The 193 member states of the United Nations
The United Nations has 193 member states. This reference lists each member with its year of admission and the informal UN regional group it belongs to, with a live search and region filter.
How it works
Each state carries an admission year — 1945 for the 51 founding members who
signed the Charter, and the actual year of admission for later joiners — and one
of five regional-group tags (African, Asia-Pacific, Eastern European, GRULAC, and
WEOG). These groups are not geographic in a strict sense; for example several
non-European states sit in WEOG. The filter narrows by group and the search box
matches on country name.
Who uses this and why
This reference is useful across several professional and academic contexts:
- Policy and legal researchers checking whether a specific state is a party to a UN treaty (treaty obligations attach at accession, so admission year context matters).
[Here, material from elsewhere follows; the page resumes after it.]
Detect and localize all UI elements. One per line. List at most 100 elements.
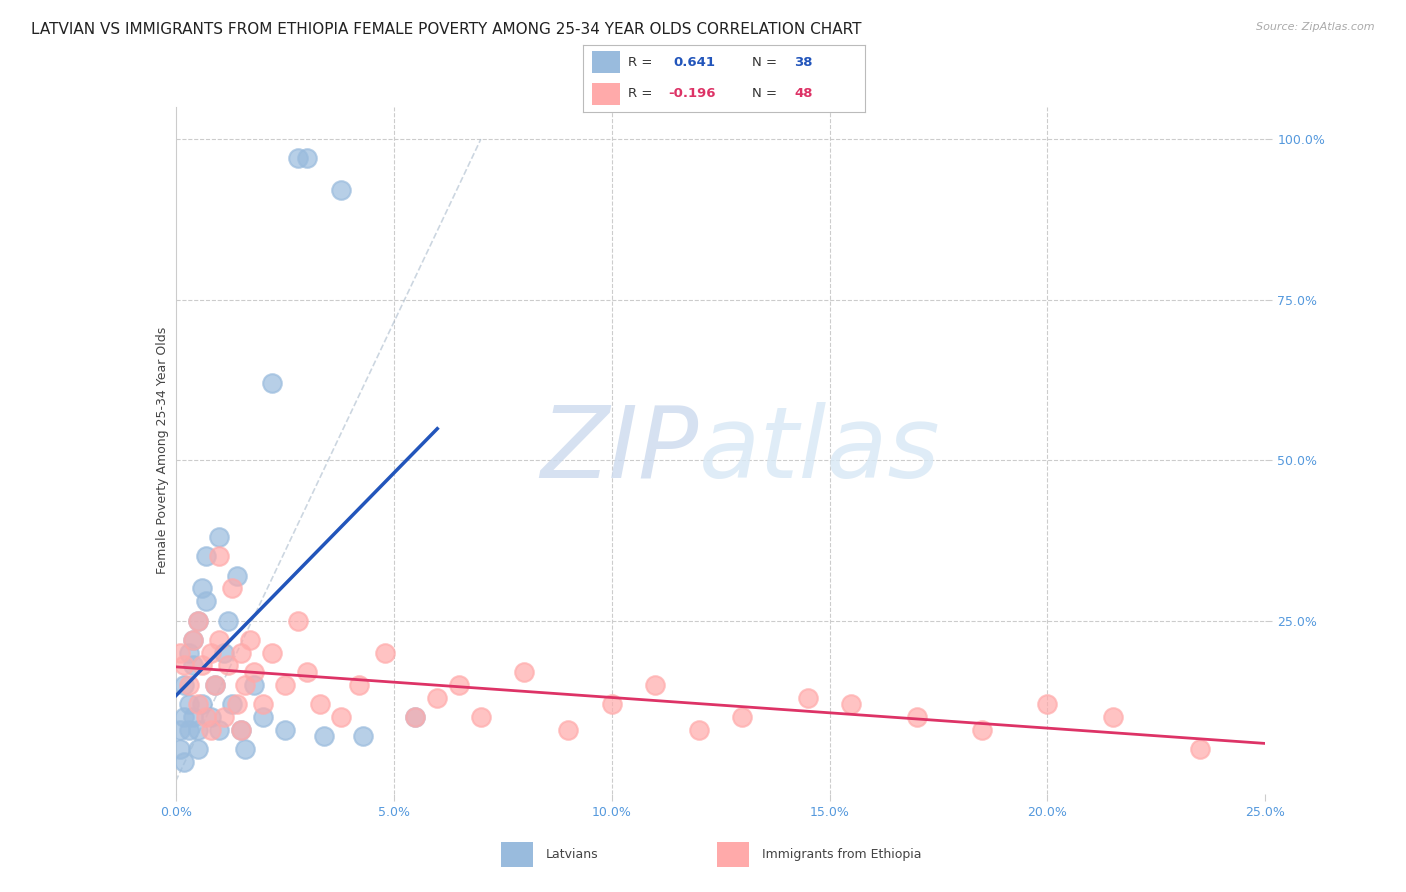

- Developers and data engineers building country-selection UIs or validation lists who need a canonical, complete dataset beyond ISO codes alone.
- Journalists and students verifying how long a country has been a member, or identifying which regional group it belongs to when reporting on UN voting or committee appointments.
- Compliance teams checking sanctions or trade control frameworks that reference UN member-state status.
The five regional groups — what they are and why they matter
The five informal regional groups were established in 1963 to allocate elected seats on UN bodies. They are not treaty-defined but are deeply embedded in UN practice:
| Group | Approximate membership |
|---|---|
| African Group | 54 member states |
| Asia-Pacific Group | 53 member states |
| Eastern European Group | 23 member states |
| GRULAC (Latin America & Caribbean) | 33 member states |
| WEOG (Western Europe & Others) | 28 member states + 2 observer states |
Note that the United States sits in WEOG, and Israel also joined WEOG in 2000 after many years without a regional-group home. The groups rotate for non-permanent seats on the Security Council, so knowing a country’s group is essential for tracking council composition.
Membership milestones
- 1945 — founding: 51 states signed the San Francisco Charter. Poland, which could not attend the conference due to political complications, signed later in 1945 and is counted among the original members, bringing the formal founding total to 51.
- 1960 — Year of Africa: 17 newly independent African nations joined in a single year, the largest single-year expansion.
- 1991 — post-Soviet wave: following the dissolution of the USSR, many successor and newly independent states joined between 1991 and 1993, growing membership rapidly.
- 2002 — Switzerland: notably joined only in 2002, as the country had long maintained a policy of non-membership to preserve neutrality; Timor-Leste also joined that year.
- 2011 — South Sudan: the newest member state, admitted following its independence referendum.
Observer entities such as the Holy See and the State of Palestine attend General Assembly sessions and participate in debates but do not vote and are not counted in the 193 total.